What secrets await Ruimei? No one found her sister’s body. Is she still alive? Or will Ruimei befall a similar fate?
Based on the Gothic novel Mistress of Mellyn, the Taiwanese Ministry of Culture considers this film one of the pinnacles of the first wave of Taiwanese-language cinema that ran from 1955-1972, starting with Descendants of the Yellow Emperor and fading with the influx of genre films in the 60s and 70s. Critics at the time considered the mix of family melodrama, romance, and supernatural elements to be quite experimental for the time.

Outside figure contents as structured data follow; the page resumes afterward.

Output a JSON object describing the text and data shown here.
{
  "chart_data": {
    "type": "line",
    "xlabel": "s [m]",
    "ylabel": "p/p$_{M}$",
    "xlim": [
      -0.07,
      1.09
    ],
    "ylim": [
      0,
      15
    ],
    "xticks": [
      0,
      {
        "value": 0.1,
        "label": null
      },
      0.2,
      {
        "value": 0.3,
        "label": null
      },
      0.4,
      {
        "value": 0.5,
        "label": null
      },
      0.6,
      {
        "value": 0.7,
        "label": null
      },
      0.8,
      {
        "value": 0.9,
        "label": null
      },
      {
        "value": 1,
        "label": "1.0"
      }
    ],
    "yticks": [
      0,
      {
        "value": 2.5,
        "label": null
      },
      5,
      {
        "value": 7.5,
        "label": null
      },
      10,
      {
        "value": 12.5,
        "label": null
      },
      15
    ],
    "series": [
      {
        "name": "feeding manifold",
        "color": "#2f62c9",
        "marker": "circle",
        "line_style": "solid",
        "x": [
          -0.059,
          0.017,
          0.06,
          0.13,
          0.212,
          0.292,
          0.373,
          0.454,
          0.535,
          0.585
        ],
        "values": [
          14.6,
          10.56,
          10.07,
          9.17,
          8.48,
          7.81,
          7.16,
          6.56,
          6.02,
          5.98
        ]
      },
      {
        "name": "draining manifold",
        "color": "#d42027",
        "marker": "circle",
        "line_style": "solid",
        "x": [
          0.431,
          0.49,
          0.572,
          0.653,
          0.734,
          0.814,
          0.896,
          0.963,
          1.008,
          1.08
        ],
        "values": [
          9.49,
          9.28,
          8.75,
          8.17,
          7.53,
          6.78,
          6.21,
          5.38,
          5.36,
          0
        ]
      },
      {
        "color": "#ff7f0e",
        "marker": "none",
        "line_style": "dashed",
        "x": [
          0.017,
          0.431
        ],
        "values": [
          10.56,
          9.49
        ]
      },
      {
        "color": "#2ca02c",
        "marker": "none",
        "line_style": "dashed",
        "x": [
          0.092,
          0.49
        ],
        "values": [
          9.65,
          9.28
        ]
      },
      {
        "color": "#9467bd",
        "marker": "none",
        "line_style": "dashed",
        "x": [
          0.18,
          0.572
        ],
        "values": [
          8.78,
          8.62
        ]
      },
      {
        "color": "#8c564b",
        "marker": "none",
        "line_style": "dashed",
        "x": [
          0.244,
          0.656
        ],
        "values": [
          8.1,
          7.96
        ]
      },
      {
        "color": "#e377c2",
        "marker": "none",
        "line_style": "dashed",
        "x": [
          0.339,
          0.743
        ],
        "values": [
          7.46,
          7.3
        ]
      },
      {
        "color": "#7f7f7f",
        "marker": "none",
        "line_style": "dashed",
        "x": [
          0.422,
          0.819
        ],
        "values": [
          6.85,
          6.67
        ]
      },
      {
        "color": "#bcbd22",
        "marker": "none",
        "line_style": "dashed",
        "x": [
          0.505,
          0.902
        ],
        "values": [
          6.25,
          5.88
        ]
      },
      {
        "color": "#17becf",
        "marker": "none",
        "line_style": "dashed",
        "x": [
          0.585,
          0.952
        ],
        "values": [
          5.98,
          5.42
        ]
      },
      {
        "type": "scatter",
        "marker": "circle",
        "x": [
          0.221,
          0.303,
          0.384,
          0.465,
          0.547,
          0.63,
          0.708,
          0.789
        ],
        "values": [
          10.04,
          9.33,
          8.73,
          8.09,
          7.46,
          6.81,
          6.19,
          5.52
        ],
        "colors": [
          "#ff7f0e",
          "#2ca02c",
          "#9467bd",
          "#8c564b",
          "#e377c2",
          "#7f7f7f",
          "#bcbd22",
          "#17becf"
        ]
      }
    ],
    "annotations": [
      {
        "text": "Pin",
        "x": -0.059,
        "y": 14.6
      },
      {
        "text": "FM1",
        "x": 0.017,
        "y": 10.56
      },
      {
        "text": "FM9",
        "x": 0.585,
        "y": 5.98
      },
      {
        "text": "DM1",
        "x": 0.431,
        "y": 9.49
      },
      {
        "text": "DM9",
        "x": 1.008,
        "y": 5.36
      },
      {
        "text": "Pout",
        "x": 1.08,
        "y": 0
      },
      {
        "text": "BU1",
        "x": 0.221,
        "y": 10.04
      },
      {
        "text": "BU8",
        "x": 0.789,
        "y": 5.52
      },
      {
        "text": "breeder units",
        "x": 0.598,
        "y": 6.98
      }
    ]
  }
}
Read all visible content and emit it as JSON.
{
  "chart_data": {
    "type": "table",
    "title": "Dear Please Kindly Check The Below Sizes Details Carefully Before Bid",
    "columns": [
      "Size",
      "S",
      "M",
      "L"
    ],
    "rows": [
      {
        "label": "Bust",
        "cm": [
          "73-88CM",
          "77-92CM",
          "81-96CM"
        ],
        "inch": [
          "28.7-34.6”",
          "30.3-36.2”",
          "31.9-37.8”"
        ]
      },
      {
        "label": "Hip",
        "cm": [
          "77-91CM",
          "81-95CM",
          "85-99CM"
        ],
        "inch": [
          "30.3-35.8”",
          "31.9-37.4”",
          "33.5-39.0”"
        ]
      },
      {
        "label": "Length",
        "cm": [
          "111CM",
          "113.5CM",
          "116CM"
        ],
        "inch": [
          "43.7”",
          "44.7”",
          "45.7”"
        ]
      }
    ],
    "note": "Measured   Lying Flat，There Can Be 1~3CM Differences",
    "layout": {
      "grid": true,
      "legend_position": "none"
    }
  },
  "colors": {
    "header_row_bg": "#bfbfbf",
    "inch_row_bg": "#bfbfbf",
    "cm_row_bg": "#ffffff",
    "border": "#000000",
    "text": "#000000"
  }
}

This is the earliest Taiwanese film that Letterboxd categorizes as horror that I’ve been able to find. In 2018, the Taiwan Film Institute restored the film from a scratched-up print. The restoration looks outstanding. While some of the more ambitious effects are rough around the edges, the filmmaking is sharp.
The score combines scores from different movies, lifted to match the particular tone of the scene. In the climax, the James Bond theme plays—it works, but it’s so recognizable.
My apologies for the mixed-up Hokkien and Mandarin renderings of the names. The movie is in Hokkien, but the info outside the movie I could find was in Mandarin. The movie doesn’t say everyone’s name, so I had to go off what I could find.
The film has a ton of setup to get through, but once things get going, it’s pretty fun! It certainly contradicts Film History: An Introduction, which seems to believe that Taiwan only made propaganda and shlock before 1982.